In similar cases, some courts and forums have been determined unethical, incompetent, or inadequate to establish a fair trial and thus their laws have been sidestepped (Slaughter 2003, 208). Still further, judicial comity is choked off when two friendly or opposing states share a conflicting interest in having a certain case adjudicated within their respective jurisdictions (e.g. Slaughter references a case between U.S. and Japan on page 207).

In other cases where a conflict of law arises, states may hold fast to their legal traditions as opposed to succumbing to international pressures or exercising judicial comity to avoid a self-induced decline in their balance of power within the international system.

Further, states that have no problem overriding the sovereignty of others in the name of “intervention,” would violently resist the same effort by others even when the same crimes have occurred within both.

In much the same way average consumers must read the fine print on credit card contracts, in order to prevent suffering an unforeseen financial loss, Machiavellian-style princes must approach international agreements with caution. More clearly, as long as world plenipotentiaries exist, there will always be a need to balance power and remain skeptical of any cessation of power through agreement.

Moreover, definitionalism is a subtle enemy with a scent that permeates international law. Definitions of human rights, international terrorism, and a host of other terms and concepts elucidate the vagueness and exploitive opportunity that exists within the international-legal domain.

In a briefing paper entitled, Transitional Justice: Key Concepts, Processes, and Challenges, Clara Villalba notes the UN’s definition for transitional justice as “the full set of processes and mechanisms associated with a society’s attempts to come to terms with a legacy of large-scale past abuse, in order to secure accountability, serve justice and achieve reconciliation” (2011, 3).

Villalba then pointed out how many issues do not fit neatly into this definition. For instance, gross human rights violations do not always occur in territories where authoritarian regimes evolve toward a democracy. Therefore, “transitional justice processes” may not be necessary. Transitions may be possible without a complete absence of “conflict or oppression”.  And finally, past abuses may have occurred on such a large-scale that measuring the effectiveness of any attempt at justice or reconciliation may be nearly impossible to quantify (Villalba 2011, 3).
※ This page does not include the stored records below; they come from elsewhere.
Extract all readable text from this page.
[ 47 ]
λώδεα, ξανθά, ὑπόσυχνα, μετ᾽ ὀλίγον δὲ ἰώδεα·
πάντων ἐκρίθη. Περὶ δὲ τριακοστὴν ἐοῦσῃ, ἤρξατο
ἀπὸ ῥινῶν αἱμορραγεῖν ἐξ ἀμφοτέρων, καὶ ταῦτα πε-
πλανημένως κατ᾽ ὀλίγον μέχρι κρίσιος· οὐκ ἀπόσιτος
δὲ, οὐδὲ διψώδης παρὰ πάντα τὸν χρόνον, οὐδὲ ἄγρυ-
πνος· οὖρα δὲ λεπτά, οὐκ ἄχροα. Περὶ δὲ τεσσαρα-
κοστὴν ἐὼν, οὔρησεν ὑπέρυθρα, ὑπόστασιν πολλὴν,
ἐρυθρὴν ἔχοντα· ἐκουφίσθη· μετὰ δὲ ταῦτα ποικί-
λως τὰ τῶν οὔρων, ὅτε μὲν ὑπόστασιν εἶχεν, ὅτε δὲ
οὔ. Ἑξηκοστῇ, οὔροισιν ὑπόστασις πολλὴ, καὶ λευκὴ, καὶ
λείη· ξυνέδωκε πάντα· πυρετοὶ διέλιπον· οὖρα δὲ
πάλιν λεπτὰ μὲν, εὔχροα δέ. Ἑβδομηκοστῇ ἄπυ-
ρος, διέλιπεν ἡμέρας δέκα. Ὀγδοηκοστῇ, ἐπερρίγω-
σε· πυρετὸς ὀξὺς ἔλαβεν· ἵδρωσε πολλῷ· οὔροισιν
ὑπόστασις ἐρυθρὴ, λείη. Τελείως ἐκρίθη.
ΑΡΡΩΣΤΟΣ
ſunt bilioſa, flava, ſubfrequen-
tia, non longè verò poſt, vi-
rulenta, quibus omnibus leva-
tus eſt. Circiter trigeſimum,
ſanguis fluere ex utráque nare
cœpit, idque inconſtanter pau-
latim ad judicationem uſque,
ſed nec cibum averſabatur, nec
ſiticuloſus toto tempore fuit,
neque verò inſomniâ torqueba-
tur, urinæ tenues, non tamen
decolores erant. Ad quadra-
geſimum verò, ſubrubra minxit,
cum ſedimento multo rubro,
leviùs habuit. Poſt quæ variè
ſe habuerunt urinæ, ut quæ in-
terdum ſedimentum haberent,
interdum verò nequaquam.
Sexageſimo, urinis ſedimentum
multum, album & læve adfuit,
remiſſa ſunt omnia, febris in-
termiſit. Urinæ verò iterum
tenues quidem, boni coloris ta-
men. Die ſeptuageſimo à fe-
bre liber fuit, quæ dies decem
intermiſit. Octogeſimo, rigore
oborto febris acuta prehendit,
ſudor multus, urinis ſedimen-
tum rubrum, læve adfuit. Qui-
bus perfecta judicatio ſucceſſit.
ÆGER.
That is not to say that the UN has not worked to improve their approaches to conflict resolution. The UN has progressively worked to expand certain other rights not always targeted (namely, economic, social, and cultural rights) (Villalba 2011, 3).


Jackson, Donald W., Michael Carlton Tolley, and Mary L. Volcansek. 2010. Globalizing Justice: Critical Perspectives on Transnational Law and the Cross-border Migration of Legal Norms. Albany, NY: State University of New York Press, 2010. eBook Collection (EBSCOhost), EBSCOhost (accessed December 3, 2014).

Slaughter, Ann-Marie. “A Global Community of Courts.” Harvard International Law Journal 44, no. 1 (2003). (accessed December 4, 2014).

Villalba, Clara. Transitional Justice: Key Concepts, Processes and Challenges. Briefing Paper, Institute for Democracy and Conflict Resolution, 2011.